Granta é uma revista literária com publicação simultânea em Portugal e no Brasil. É dirigida por Pedro Mexia e por Gustavo Pacheco. A «traição» é o tema que serve de mote a esta nova Granta em Língua Portuguesa. Um tema multidisciplinar, transversal, global, e que acompanha a humanidade desde tempos imemoriais.
A propósito do crime de “lesa‑majestade”, ou seja, de traição ao rei, dizem as Ordenações Manuelinas (1521) “que é a pior cousa, e mais abominável crime que no homem pode haver, a qual os antigos sabedores tanto aborreceram, e estranharam, que a compararam à gafém [lepra], porque esta enfermidade enche todo o corpo sem se nunca poder curar […]; o erro da traição não somente condena o que o comete, mas ainda empece e infama todos os que de sua linhagem descendem, posto que culpa não tenham”. Quinhentos anos depois, ainda consideramos a traição “abominável”, embora nem todas as traições, e certamente não a traição por contaminação genealógica. Este número da Granta investiga diferentes traições, em diferentes domínios, com diferentes motivos. Serão essas traições todas iguais, ou haverá traições menos iguais que outras, traições compreensíveis, virtuosas até?
Pedro Mexia, in Granta
No dia 2 de agosto de 1914, Franz Kafka anotou em seu diário: “Hoje a Alemanha declarou guerra à Rússia. De tarde fui nadar.” No dia 12 de maio de 2020, anoto em meu diário: “Hoje morreram 881 pessoas no Brasil por causa do coronavírus. De tarde fui escrever a apresentação para a Granta.” Jamais teríamos acesso ao diário de Kafka, assim como a muitas de suas obras, se seu amigo Max Brod não tivesse ignorado o pedido de queimar todos os seus manuscritos após a sua morte. Viva a traição! Onde estaríamos sem ela?
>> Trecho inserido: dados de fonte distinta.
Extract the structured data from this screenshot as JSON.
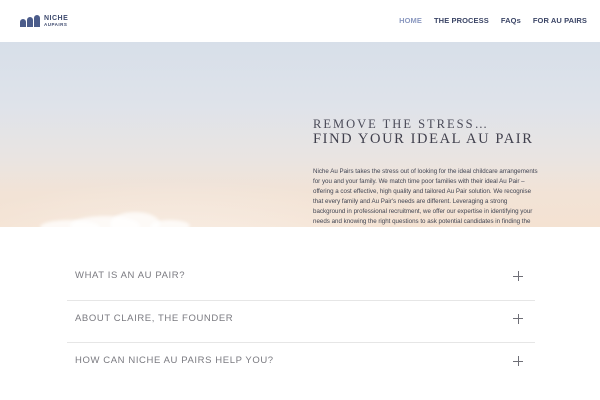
{
  "brand": {
    "line1": "NICHE",
    "line2": "AUPAIRS",
    "icon": "niche-aupairs-logo-icon",
    "color": "#3e4a6e"
  },
  "nav": {
    "items": [
      {
        "label": "HOME",
        "active": true
      },
      {
        "label": "THE PROCESS",
        "active": false
      },
      {
        "label": "FAQs",
        "active": false
      },
      {
        "label": "FOR AU PAIRS",
        "active": false
      }
    ],
    "active_color": "#8b99c0",
    "color": "#3b4566"
  },
  "hero": {
    "title_line1": "REMOVE THE STRESS…",
    "title_line2": "FIND YOUR IDEAL AU PAIR",
    "body": "Niche Au Pairs takes the stress out of looking for the ideal childcare arrangements for you and your family. We match time poor families with their ideal Au Pair – offering a cost effective, high quality and tailored Au Pair solution. We recognise that every family and Au Pair's needs are different. Leveraging a strong background in professional recruitment, we offer our expertise in identifying your needs and knowing the right questions to ask potential candidates in finding the right match for your family."
  },
  "accordion": {
    "items": [
      {
        "title": "WHAT IS AN AU PAIR?",
        "icon": "plus-icon"
      },
      {
        "title": "ABOUT CLAIRE, THE FOUNDER",
        "icon": "plus-icon"
      },
      {
        "title": "HOW CAN NICHE AU PAIRS HELP YOU?",
        "icon": "plus-icon"
      }
    ]
  }
}
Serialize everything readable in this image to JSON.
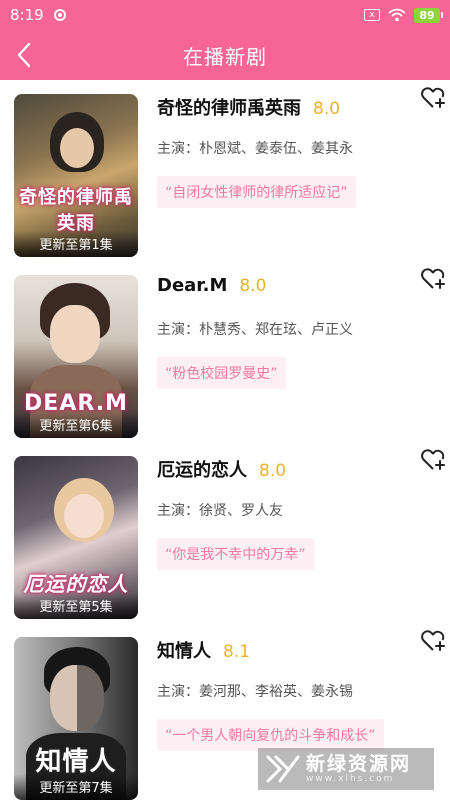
{
  "status_bar": {
    "time": "8:19",
    "battery": "89",
    "sim_label": "x"
  },
  "header": {
    "title": "在播新剧"
  },
  "shows": [
    {
      "title": "奇怪的律师禹英雨",
      "rating": "8.0",
      "cast": "主演：朴恩斌、姜泰伍、姜其永",
      "tagline": "“自闭女性律师的律所适应记”",
      "poster_title": "奇怪的律师禹英雨",
      "update_label": "更新至第1集",
      "poster_colors": [
        "#6b5a3a",
        "#c9a66b",
        "#3d3a35"
      ]
    },
    {
      "title": "Dear.M",
      "rating": "8.0",
      "cast": "主演：朴慧秀、郑在玹、卢正义",
      "tagline": "“粉色校园罗曼史”",
      "poster_title": "DEAR.M",
      "update_label": "更新至第6集",
      "poster_colors": [
        "#d9d2c9",
        "#8b6b55",
        "#3c3a4a"
      ]
    },
    {
      "title": "厄运的恋人",
      "rating": "8.0",
      "cast": "主演：徐贤、罗人友",
      "tagline": "“你是我不幸中的万幸”",
      "poster_title": "厄运的恋人",
      "update_label": "更新至第5集",
      "poster_colors": [
        "#5c5660",
        "#d9c7c9",
        "#2e2b33"
      ]
    },
    {
      "title": "知情人",
      "rating": "8.1",
      "cast": "主演：姜河那、李裕英、姜永锡",
      "tagline": "“一个男人朝向复仇的斗争和成长”",
      "poster_title": "知情人",
      "update_label": "更新至第7集",
      "poster_colors": [
        "#a9a9a9",
        "#4a4a4a",
        "#1d1d1d"
      ]
    }
  ],
  "watermark": {
    "text": "新绿资源网",
    "url": "www.xlhs.com"
  },
  "colors": {
    "brand_pink": "#f76596",
    "rating_gold": "#e9b22c",
    "tag_bg": "#fdeff4",
    "tag_text": "#f27aa3"
  }
}
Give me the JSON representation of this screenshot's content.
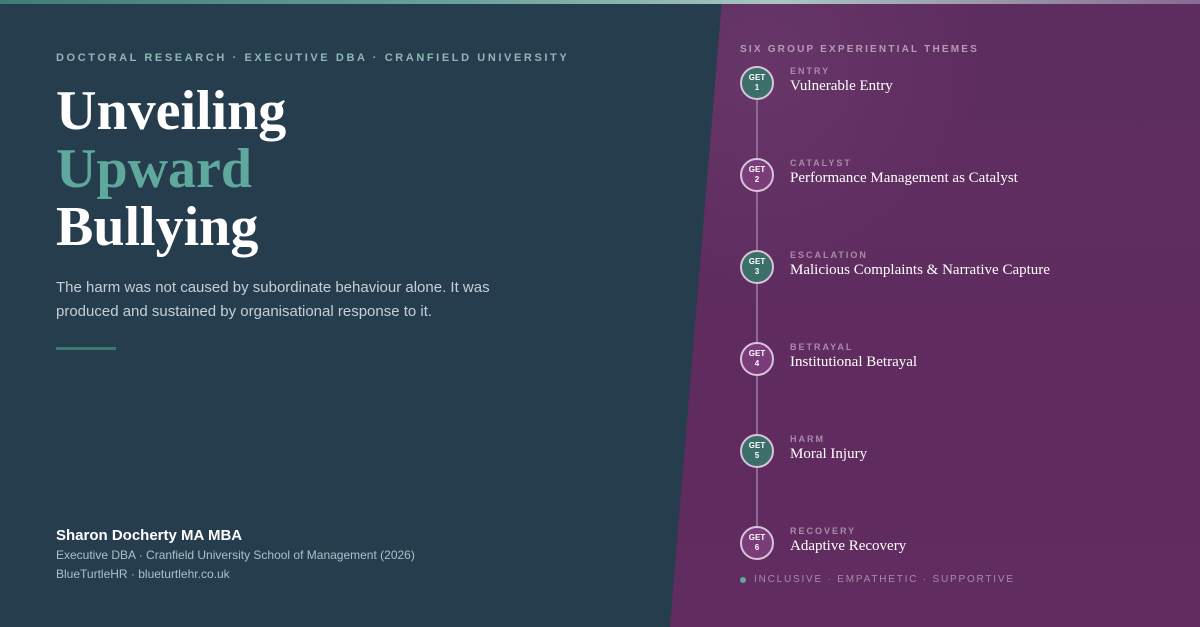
{
  "header": {
    "eyebrow": "DOCTORAL RESEARCH · EXECUTIVE DBA · CRANFIELD UNIVERSITY",
    "title_line1": "Unveiling",
    "title_line2": "Upward",
    "title_line3": "Bullying",
    "subtitle": "The harm was not caused by subordinate behaviour alone. It was produced and sustained by organisational response to it."
  },
  "author": {
    "name": "Sharon Docherty MA MBA",
    "line1": "Executive DBA · Cranfield University School of Management (2026)",
    "line2": "BlueTurtleHR · blueturtlehr.co.uk"
  },
  "themes": {
    "heading": "SIX GROUP EXPERIENTIAL THEMES",
    "items": [
      {
        "badge_top": "GET",
        "badge_num": "1",
        "label": "ENTRY",
        "title": "Vulnerable Entry",
        "color": "#3c6f6a"
      },
      {
        "badge_top": "GET",
        "badge_num": "2",
        "label": "CATALYST",
        "title": "Performance Management as Catalyst",
        "color": "#7a3d7a"
      },
      {
        "badge_top": "GET",
        "badge_num": "3",
        "label": "ESCALATION",
        "title": "Malicious Complaints & Narrative Capture",
        "color": "#3c6f6a"
      },
      {
        "badge_top": "GET",
        "badge_num": "4",
        "label": "BETRAYAL",
        "title": "Institutional Betrayal",
        "color": "#7a3d7a"
      },
      {
        "badge_top": "GET",
        "badge_num": "5",
        "label": "HARM",
        "title": "Moral Injury",
        "color": "#3c6f6a"
      },
      {
        "badge_top": "GET",
        "badge_num": "6",
        "label": "RECOVERY",
        "title": "Adaptive Recovery",
        "color": "#7a3d7a"
      }
    ]
  },
  "tagline": "INCLUSIVE · EMPATHETIC · SUPPORTIVE",
  "colors": {
    "left_bg": "#263d4e",
    "right_bg": "#5e2d5f",
    "accent_teal": "#5fa89d"
  }
}
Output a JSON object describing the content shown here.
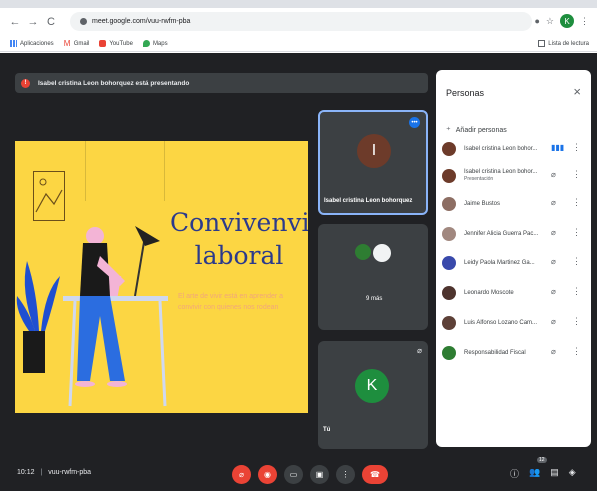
{
  "browser": {
    "url": "meet.google.com/vuu-rwfm-pba",
    "bookmarks": [
      "Aplicaciones",
      "Gmail",
      "YouTube",
      "Maps"
    ],
    "reading_list": "Lista de lectura",
    "profile_initial": "K"
  },
  "meet": {
    "presenting_text": "Isabel cristina Leon bohorquez está presentando",
    "slide": {
      "title": "Convivenvia laboral",
      "subtitle": "El arte de vivir está en aprender a convivir con quienes nos rodean"
    },
    "tiles": [
      {
        "name": "Isabel cristina Leon bohorquez",
        "initial": "I"
      },
      {
        "more": "9 más"
      },
      {
        "name": "Tú",
        "initial": "K"
      }
    ],
    "people_panel": {
      "title": "Personas",
      "add_people": "Añadir personas",
      "people": [
        {
          "name": "Isabel cristina Leon bohor...",
          "sub": ""
        },
        {
          "name": "Isabel cristina Leon bohor...",
          "sub": "Presentación"
        },
        {
          "name": "Jaime Bustos",
          "sub": ""
        },
        {
          "name": "Jennifer Alicia Guerra Pac...",
          "sub": ""
        },
        {
          "name": "Leidy Paola Martinez Ga...",
          "sub": ""
        },
        {
          "name": "Leonardo Moscote",
          "sub": ""
        },
        {
          "name": "Luis Alfonso Lozano Cam...",
          "sub": ""
        },
        {
          "name": "Responsabilidad Fiscal",
          "sub": ""
        }
      ]
    },
    "bottom": {
      "time": "10:12",
      "code": "vuu-rwfm-pba",
      "participants_count": "12"
    }
  }
}
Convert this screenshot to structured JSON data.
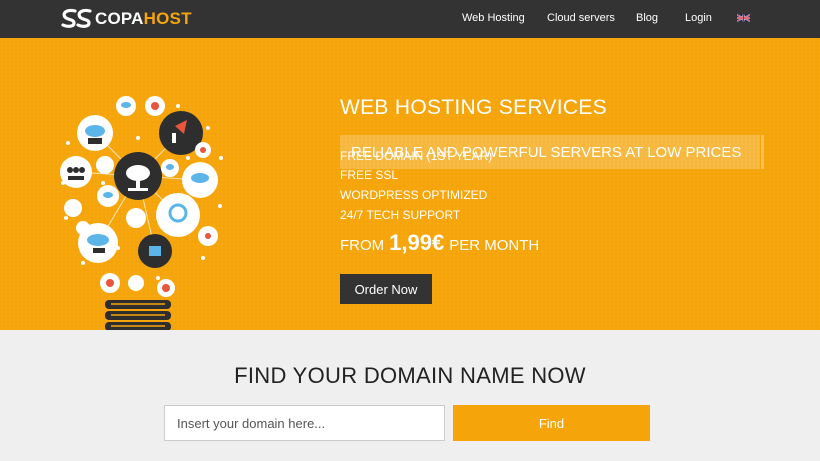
{
  "navbar": {
    "logo": {
      "part1": "COPA",
      "part2": "HOST",
      "icon": "copahost-s-logo-icon"
    },
    "links": [
      {
        "label": "Web Hosting"
      },
      {
        "label": "Cloud servers"
      },
      {
        "label": "Blog"
      },
      {
        "label": "Login"
      }
    ],
    "language_icon": "uk-flag-icon"
  },
  "hero": {
    "title": "WEB HOSTING SERVICES",
    "tagline": "RELIABLE AND POWERFUL SERVERS AT LOW PRICES",
    "features": [
      "FREE DOMAIN (1ST YEAR)",
      "FREE SSL",
      "WORDPRESS OPTIMIZED",
      "24/7 TECH SUPPORT"
    ],
    "price": {
      "prefix": "FROM",
      "amount": "1,99€",
      "suffix": "PER MONTH"
    },
    "order_button": "Order Now",
    "illustration": "lightbulb-cloud-icons-illustration"
  },
  "domain_search": {
    "title": "FIND YOUR DOMAIN NAME NOW",
    "placeholder": "Insert your domain here...",
    "button": "Find"
  },
  "colors": {
    "accent": "#f5a50a",
    "navbar_bg": "#333333",
    "section_bg": "#efefef",
    "button_dark": "#333333"
  }
}
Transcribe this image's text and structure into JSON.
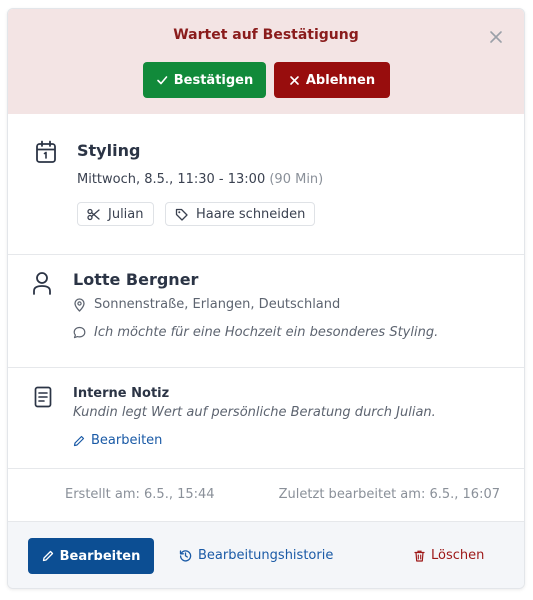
{
  "banner": {
    "title": "Wartet auf Bestätigung",
    "confirm_label": "Bestätigen",
    "reject_label": "Ablehnen",
    "bg_color": "#f3e4e4",
    "confirm_color": "#118a3a",
    "reject_color": "#980d0d"
  },
  "appointment": {
    "service": "Styling",
    "datetime": "Mittwoch, 8.5., 11:30 - 13:00",
    "duration": "(90 Min)",
    "tags": [
      {
        "label": "Julian",
        "icon": "scissors-icon"
      },
      {
        "label": "Haare schneiden",
        "icon": "tag-icon"
      }
    ]
  },
  "customer": {
    "name": "Lotte Bergner",
    "address": "Sonnenstraße, Erlangen, Deutschland",
    "comment": "Ich möchte für eine Hochzeit ein besonderes Styling."
  },
  "note": {
    "title": "Interne Notiz",
    "text": "Kundin legt Wert auf persönliche Beratung durch Julian.",
    "edit_label": "Bearbeiten"
  },
  "meta": {
    "created": "Erstellt am: 6.5., 15:44",
    "updated": "Zuletzt bearbeitet am: 6.5., 16:07"
  },
  "footer": {
    "edit_label": "Bearbeiten",
    "history_label": "Bearbeitungshistorie",
    "delete_label": "Löschen",
    "primary_color": "#0c4e93",
    "danger_color": "#9d1818"
  }
}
Gustavo Pacheco, in Granta
Colaboram neste volume: Diana Athill, Edyr Augusto, Wolf Biermann, José Pedro Cortes,
Kalaf Epalanga, Adam Foulds, Regina Guimarães, Noemi Jaffe, John le Carré, Helder Macedo, David Means, Paulo José Miranda, Carlos Eduardo Pereira, Paulo Portas, Alexandre Vidal Porto e Larissa Zaidan.